The process is one of science — hypothesis driven, solid experimental design, deep understanding of the principles, a facile knowledge of the subtleties of statistical multi-dimensional analysis and innate skills for creative ways to test results against a control. Feature engineering can make or break whether an algorithm can find the patterns in the data and feature engineering is one where domain expertise is critical. This isn’t as simple as running a competition on Kaggle. Don’t expect that anything useful or accurate will come from an experiment that isn’t supported by an experienced data scientist while driven by someone with deep domain expertise and a clear view of the problem to be solved. Companies embarking on machine learning with a stated goal of leveraging technology for competitive advantage but lacking a clear view of the problem they are trying to solve will be lost in the wilderness of gradient descent, as will their algorithms.

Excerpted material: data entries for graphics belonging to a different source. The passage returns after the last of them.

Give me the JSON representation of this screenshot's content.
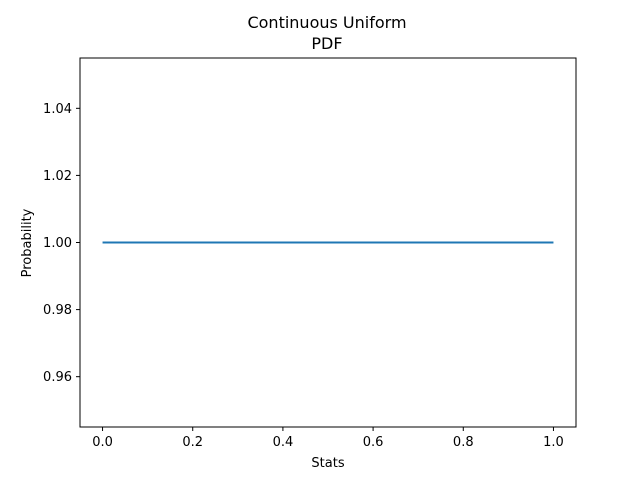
{
  "chart_data": {
    "type": "line",
    "title": "Continuous Uniform\nPDF",
    "title_lines": [
      "Continuous Uniform",
      "PDF"
    ],
    "xlabel": "Stats",
    "ylabel": "Probability",
    "xlim": [
      -0.05,
      1.05
    ],
    "ylim": [
      0.945,
      1.055
    ],
    "xticks": [
      0.0,
      0.2,
      0.4,
      0.6,
      0.8,
      1.0
    ],
    "xtick_labels": [
      "0.0",
      "0.2",
      "0.4",
      "0.6",
      "0.8",
      "1.0"
    ],
    "yticks": [
      0.96,
      0.98,
      1.0,
      1.02,
      1.04
    ],
    "ytick_labels": [
      "0.96",
      "0.98",
      "1.00",
      "1.02",
      "1.04"
    ],
    "grid": false,
    "series": [
      {
        "color": "#1f77b4",
        "x": [
          0.0,
          1.0
        ],
        "y": [
          1.0,
          1.0
        ]
      }
    ]
  }
}
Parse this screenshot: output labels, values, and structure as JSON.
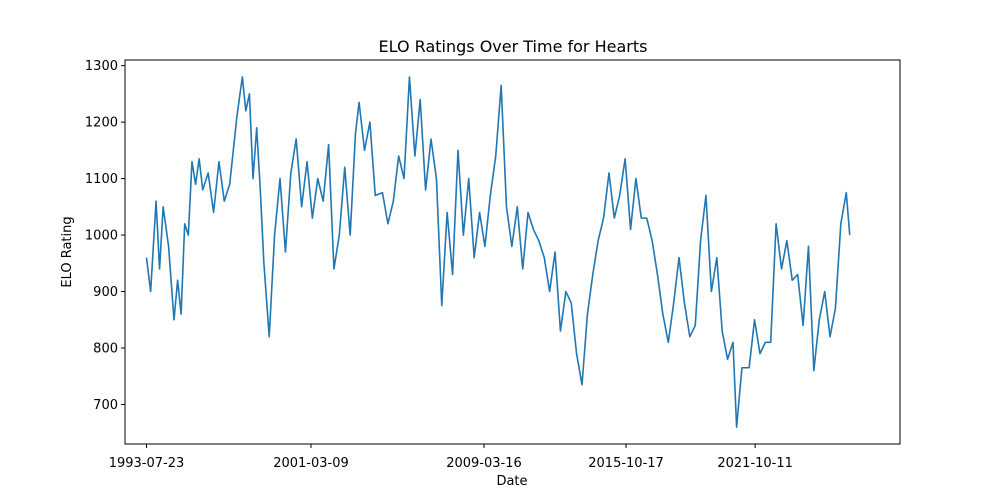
{
  "chart_data": {
    "type": "line",
    "title": "ELO Ratings Over Time for Hearts",
    "xlabel": "Date",
    "ylabel": "ELO Rating",
    "x_tick_labels": [
      "1993-07-23",
      "2001-03-09",
      "2009-03-16",
      "2015-10-17",
      "2021-10-11"
    ],
    "y_ticks": [
      700,
      800,
      900,
      1000,
      1100,
      1200,
      1300
    ],
    "xlim": [
      "1992-07-24",
      "2028-06-29"
    ],
    "ylim": [
      630,
      1310
    ],
    "grid": false,
    "line_color": "#1f77b4",
    "series": [
      {
        "points": [
          [
            "1993-07-23",
            960
          ],
          [
            "1993-10-01",
            900
          ],
          [
            "1994-01-01",
            1060
          ],
          [
            "1994-03-01",
            940
          ],
          [
            "1994-05-01",
            1050
          ],
          [
            "1994-08-01",
            980
          ],
          [
            "1994-11-01",
            850
          ],
          [
            "1995-01-01",
            920
          ],
          [
            "1995-03-01",
            860
          ],
          [
            "1995-05-01",
            1020
          ],
          [
            "1995-07-01",
            1000
          ],
          [
            "1995-09-01",
            1130
          ],
          [
            "1995-11-01",
            1090
          ],
          [
            "1996-01-01",
            1135
          ],
          [
            "1996-03-01",
            1080
          ],
          [
            "1996-06-01",
            1110
          ],
          [
            "1996-09-01",
            1040
          ],
          [
            "1996-12-01",
            1130
          ],
          [
            "1997-03-01",
            1060
          ],
          [
            "1997-06-01",
            1090
          ],
          [
            "1997-10-01",
            1210
          ],
          [
            "1998-01-01",
            1280
          ],
          [
            "1998-03-01",
            1220
          ],
          [
            "1998-05-01",
            1250
          ],
          [
            "1998-07-01",
            1100
          ],
          [
            "1998-09-01",
            1190
          ],
          [
            "1998-11-01",
            1080
          ],
          [
            "1999-01-01",
            950
          ],
          [
            "1999-04-01",
            820
          ],
          [
            "1999-07-01",
            1000
          ],
          [
            "1999-10-01",
            1100
          ],
          [
            "2000-01-01",
            970
          ],
          [
            "2000-04-01",
            1110
          ],
          [
            "2000-07-01",
            1170
          ],
          [
            "2000-10-01",
            1050
          ],
          [
            "2001-01-01",
            1130
          ],
          [
            "2001-04-01",
            1030
          ],
          [
            "2001-07-01",
            1100
          ],
          [
            "2001-10-01",
            1060
          ],
          [
            "2002-01-01",
            1160
          ],
          [
            "2002-04-01",
            940
          ],
          [
            "2002-07-01",
            1000
          ],
          [
            "2002-10-01",
            1120
          ],
          [
            "2003-01-01",
            1000
          ],
          [
            "2003-04-01",
            1180
          ],
          [
            "2003-06-01",
            1235
          ],
          [
            "2003-09-01",
            1150
          ],
          [
            "2003-12-01",
            1200
          ],
          [
            "2004-03-01",
            1070
          ],
          [
            "2004-07-01",
            1075
          ],
          [
            "2004-10-01",
            1020
          ],
          [
            "2005-01-01",
            1060
          ],
          [
            "2005-04-01",
            1140
          ],
          [
            "2005-07-01",
            1100
          ],
          [
            "2005-10-01",
            1280
          ],
          [
            "2006-01-01",
            1140
          ],
          [
            "2006-04-01",
            1240
          ],
          [
            "2006-07-01",
            1080
          ],
          [
            "2006-10-01",
            1170
          ],
          [
            "2007-01-01",
            1100
          ],
          [
            "2007-04-01",
            875
          ],
          [
            "2007-07-01",
            1040
          ],
          [
            "2007-10-01",
            930
          ],
          [
            "2008-01-01",
            1150
          ],
          [
            "2008-04-01",
            1000
          ],
          [
            "2008-07-01",
            1100
          ],
          [
            "2008-10-01",
            960
          ],
          [
            "2009-01-01",
            1040
          ],
          [
            "2009-04-01",
            980
          ],
          [
            "2009-07-01",
            1070
          ],
          [
            "2009-10-01",
            1140
          ],
          [
            "2010-01-01",
            1265
          ],
          [
            "2010-04-01",
            1050
          ],
          [
            "2010-07-01",
            980
          ],
          [
            "2010-10-01",
            1050
          ],
          [
            "2011-01-01",
            940
          ],
          [
            "2011-04-01",
            1040
          ],
          [
            "2011-07-01",
            1010
          ],
          [
            "2011-10-01",
            990
          ],
          [
            "2012-01-01",
            960
          ],
          [
            "2012-04-01",
            900
          ],
          [
            "2012-07-01",
            970
          ],
          [
            "2012-10-01",
            830
          ],
          [
            "2013-01-01",
            900
          ],
          [
            "2013-04-01",
            880
          ],
          [
            "2013-07-01",
            790
          ],
          [
            "2013-10-01",
            735
          ],
          [
            "2014-01-01",
            860
          ],
          [
            "2014-04-01",
            930
          ],
          [
            "2014-07-01",
            990
          ],
          [
            "2014-10-01",
            1030
          ],
          [
            "2015-01-01",
            1110
          ],
          [
            "2015-04-01",
            1030
          ],
          [
            "2015-07-01",
            1070
          ],
          [
            "2015-10-01",
            1135
          ],
          [
            "2016-01-01",
            1010
          ],
          [
            "2016-04-01",
            1100
          ],
          [
            "2016-07-01",
            1030
          ],
          [
            "2016-10-01",
            1030
          ],
          [
            "2017-01-01",
            990
          ],
          [
            "2017-04-01",
            930
          ],
          [
            "2017-07-01",
            860
          ],
          [
            "2017-10-01",
            810
          ],
          [
            "2018-01-01",
            880
          ],
          [
            "2018-04-01",
            960
          ],
          [
            "2018-07-01",
            880
          ],
          [
            "2018-10-01",
            820
          ],
          [
            "2019-01-01",
            840
          ],
          [
            "2019-04-01",
            990
          ],
          [
            "2019-07-01",
            1070
          ],
          [
            "2019-10-01",
            900
          ],
          [
            "2020-01-01",
            960
          ],
          [
            "2020-04-01",
            830
          ],
          [
            "2020-07-01",
            780
          ],
          [
            "2020-10-01",
            810
          ],
          [
            "2020-12-01",
            660
          ],
          [
            "2021-03-01",
            765
          ],
          [
            "2021-07-01",
            765
          ],
          [
            "2021-10-01",
            850
          ],
          [
            "2022-01-01",
            790
          ],
          [
            "2022-04-01",
            810
          ],
          [
            "2022-07-01",
            810
          ],
          [
            "2022-10-01",
            1020
          ],
          [
            "2023-01-01",
            940
          ],
          [
            "2023-04-01",
            990
          ],
          [
            "2023-07-01",
            920
          ],
          [
            "2023-10-01",
            930
          ],
          [
            "2024-01-01",
            840
          ],
          [
            "2024-04-01",
            980
          ],
          [
            "2024-07-01",
            760
          ],
          [
            "2024-10-01",
            850
          ],
          [
            "2025-01-01",
            900
          ],
          [
            "2025-04-01",
            820
          ],
          [
            "2025-07-01",
            870
          ],
          [
            "2025-10-01",
            1020
          ],
          [
            "2026-01-01",
            1075
          ],
          [
            "2026-03-01",
            1000
          ]
        ]
      }
    ]
  }
}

There are many excellent startups as well as larger companies with specific machine learning-based applications. Many can demonstrate superior performance on specific use-cases with proprietary algorithms or with open source algorithms and excellent know-how. The ability to transform business is there — to interpret data and explain it in intuitive ways, to automate and simplify cataloging of text or images, to reduce risk dramatically in cyber security, to create new methods of customer micro-targeting and seeding of social networks, to enable innovative applications of IoT devices and transformational operational efficiency — but, as with all new strategic endeavors, executive understanding, sponsorship and buy in is the most important factor for success.